A imagem, o olhar, sempre despertou interesse, e
ele foi fazer um curso no Museu Lasar Segall, em São Paulo. Posteriormente, se
tornaria auxiliar de fotografia. Suas primeiras imagens saíram em publicações
do Sindicato dos Químicos do ABC, em meados dos anos 1980. Reconhecido em todo
o meio sindical – e fora dele –, Sapão hoje trabalha para a CUT. Faz questões
de lembrar de alguns de seus mestres na área jornalística, como Roberto Baraldi
e Júlio de Grammont.
Na foto cedida para o leilão, Lula segura com as
duas mãos uma bandeira do PT. A imagem foi tirada em uma festa na sede da
Associação dos Metalúrgicos Aposentados (AMA), em São Bernardo, ao lado do
sindicato da categoria, durante a campanha eleitoral de 1989. Mas Parizotti
gosta, particularmente, de uma fotografia tirada anos depois, com Lula e a
bandeira brasileira. "Já estava com essa foto na cabeça fazia tempo, e
colei nele. Já sabia que era 'a' foto. Lula mandava fazer de 100 (para
distribuir)." Outro momento marcante da vida profissional foi durante a
greve dos chamados "golas vermelhas" da Ford de São Bernardo, em
1990. Só ali foram 1.200 fotogramas.
Antes da prisão
Dez anos antes, em abril de 1980, Hélio Campos
Mello estava no Sindicato dos Metalúrgicos, trabalhando pela IstoÉ, "então uma revista combativa", como
lembra, que em 1978 já havia colocado Lula na capa, com foto dele e entrevista
para os jornalistas Bernardo Lerer e Mino Carta. Naquele 1980, já com o último
general-presidente, João Figueiredo, no poder, os metalúrgicos estão em greve e
o governo decreta intervenção no sindicato. "Fotógrafos e repórteres
praticamente acampávamos por lá", recorda.

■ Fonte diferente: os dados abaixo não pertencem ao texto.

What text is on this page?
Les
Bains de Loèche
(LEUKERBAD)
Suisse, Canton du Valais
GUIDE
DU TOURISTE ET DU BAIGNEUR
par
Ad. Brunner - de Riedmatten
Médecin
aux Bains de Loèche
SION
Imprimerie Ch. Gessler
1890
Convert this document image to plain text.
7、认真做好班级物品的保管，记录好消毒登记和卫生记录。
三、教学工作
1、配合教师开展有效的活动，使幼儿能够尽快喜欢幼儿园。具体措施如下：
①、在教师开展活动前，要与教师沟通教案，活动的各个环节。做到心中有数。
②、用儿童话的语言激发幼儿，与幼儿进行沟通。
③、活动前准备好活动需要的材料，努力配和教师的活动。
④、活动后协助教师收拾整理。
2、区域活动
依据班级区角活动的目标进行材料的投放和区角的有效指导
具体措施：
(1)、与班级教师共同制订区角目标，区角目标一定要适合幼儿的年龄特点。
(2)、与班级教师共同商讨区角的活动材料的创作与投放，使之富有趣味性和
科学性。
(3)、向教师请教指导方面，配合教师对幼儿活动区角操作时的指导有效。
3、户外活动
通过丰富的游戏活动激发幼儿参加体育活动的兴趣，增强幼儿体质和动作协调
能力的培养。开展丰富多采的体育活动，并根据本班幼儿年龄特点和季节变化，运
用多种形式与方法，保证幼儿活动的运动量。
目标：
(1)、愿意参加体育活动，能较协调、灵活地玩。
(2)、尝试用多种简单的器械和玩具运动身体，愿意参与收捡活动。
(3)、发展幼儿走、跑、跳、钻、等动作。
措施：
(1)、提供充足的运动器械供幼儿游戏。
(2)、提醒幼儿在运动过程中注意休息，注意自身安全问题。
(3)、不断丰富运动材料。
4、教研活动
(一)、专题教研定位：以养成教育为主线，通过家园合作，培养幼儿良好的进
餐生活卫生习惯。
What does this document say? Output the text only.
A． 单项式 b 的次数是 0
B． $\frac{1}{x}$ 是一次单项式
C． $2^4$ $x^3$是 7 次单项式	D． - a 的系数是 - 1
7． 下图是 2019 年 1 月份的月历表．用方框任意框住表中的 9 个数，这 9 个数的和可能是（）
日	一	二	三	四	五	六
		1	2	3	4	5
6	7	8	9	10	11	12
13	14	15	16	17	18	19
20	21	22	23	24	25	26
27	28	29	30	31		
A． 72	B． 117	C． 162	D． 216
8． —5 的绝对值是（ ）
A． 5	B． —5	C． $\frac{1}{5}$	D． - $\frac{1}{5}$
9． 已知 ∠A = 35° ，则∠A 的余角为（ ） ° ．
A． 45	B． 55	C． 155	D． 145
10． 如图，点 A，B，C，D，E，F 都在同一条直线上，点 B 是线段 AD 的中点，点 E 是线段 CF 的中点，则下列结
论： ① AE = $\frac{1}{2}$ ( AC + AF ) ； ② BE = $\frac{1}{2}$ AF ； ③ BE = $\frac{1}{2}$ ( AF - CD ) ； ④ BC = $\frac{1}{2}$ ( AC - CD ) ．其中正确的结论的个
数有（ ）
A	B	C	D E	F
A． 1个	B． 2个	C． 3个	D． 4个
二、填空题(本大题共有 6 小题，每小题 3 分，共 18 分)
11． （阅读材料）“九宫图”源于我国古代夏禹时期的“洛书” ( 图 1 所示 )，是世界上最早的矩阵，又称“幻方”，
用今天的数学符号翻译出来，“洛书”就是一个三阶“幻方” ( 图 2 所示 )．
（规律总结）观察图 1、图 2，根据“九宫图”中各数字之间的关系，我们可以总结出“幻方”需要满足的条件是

Na foto tirada em 1980, aparece um Lula de boina,
cobrindo-se para deitar em um sofá, sob as vistas dos jornalistas. Ele e outros
sindicalistas seriam presos e enquadrados na Lei de Segurança Nacional. O
movimento operário chamou a atenção do mundo – e a imagem de Hélio, tirada dias
antes da prisão, reserva uma curiosidade. "A greve repercutiu internacionalmente
e trouxe para o Brasil jornalistas de vários países, entre eles o fotógrafo
brasileiro Sebastião Salgado, contratado pela revista francesa Actuel, uma mensal dirigida pelo pessoal que teve
participação destacada nos movimentos de maio de 68 na França." Salgado,
que ainda não havia se tornado ícone, tinha 34 anos. Ele aparece sobre a mesa,
em pé, mexendo em seu equipamento.
Outro momento de Lula em 1989 foi acompanhado por
Douglas Mansur: o futuro candidato e o cardeal-arcebispo de São Paulo, Dom
Paulo Evaristo Arns, encontraram-se na Igreja São Domingos, no bairro de
Perdizes. "Eles conversavam muito. Dom Paulo tinha um respeito muito
grande pelo Lula", lembra Douglas, que conhecia muito bem o universo da
religião. "Como fui diácono, seminarista, mesmo antes de ser
repórter-fotográfico eu acompanhava Dom Paulo, ia nas pastorais, na Casa de
Detenção..."
Ele entrou definitivamente para a fotografia em
1987, ao sair da Igreja, mas sempre gostou de tirar imagens. Tinha registro
profissional e era sindicalizado desde 1984. Especializou-se em acompanhar
movimentos sociais – onde há uma atividade, certamente Douglas estará lá. Ele
fez, inclusive, uma mestrado cujo tema era a importância da fotografia na
documentação desses movimentos, tendo como objeto de pesquisa os trabalhadores
sem-terra do Brasil e do Paraguai. Nascido em Timburi, no interior, e com
título de cidadão paulistano, vê a imagem como "um instrumento
pedagógico".
"Grudando" em Lula
Pelo jornal O Estado de S. Paulo,
Luludi havia acompanhado Lula em uma das Caravanas da Cidadania, realizada em
1994. Fotografou o candidato em cima de um ônibus, no interior do Ceará. A
outra imagem que faz parte do leilão é de janeiro de 2002, quando ela já
trabalhava para a revista Época e o
diretor de redação, Paulo Moreira Leite, imaginou uma pauta para aquele ano
eleitoral.
Segundo Luludi, era para "grudar" nos
candidatos. Ele (PML) queria fotos de intimidade", conta a fotógrafa, que
"grudou" no petista. E fez uma imagem de Lula preparando um coelho,
no sítio Los Fubangos, em São Bernardo, às margens da represa Billings. O único
que realmente pertence à família, como observa a profissional. O avental usado
pelo presidente, que acabou virando presente, adquirido na Fundação Casa de
Jorge Amado, em Salvador, foi levado pela própria Luludi, para quem Lula, que
conhecia desde 1989, sempre foi tranquilo em relação a fotografias. Ele só se
aborrecia, conta, "se o fotógrafo quisesse dirigir ele".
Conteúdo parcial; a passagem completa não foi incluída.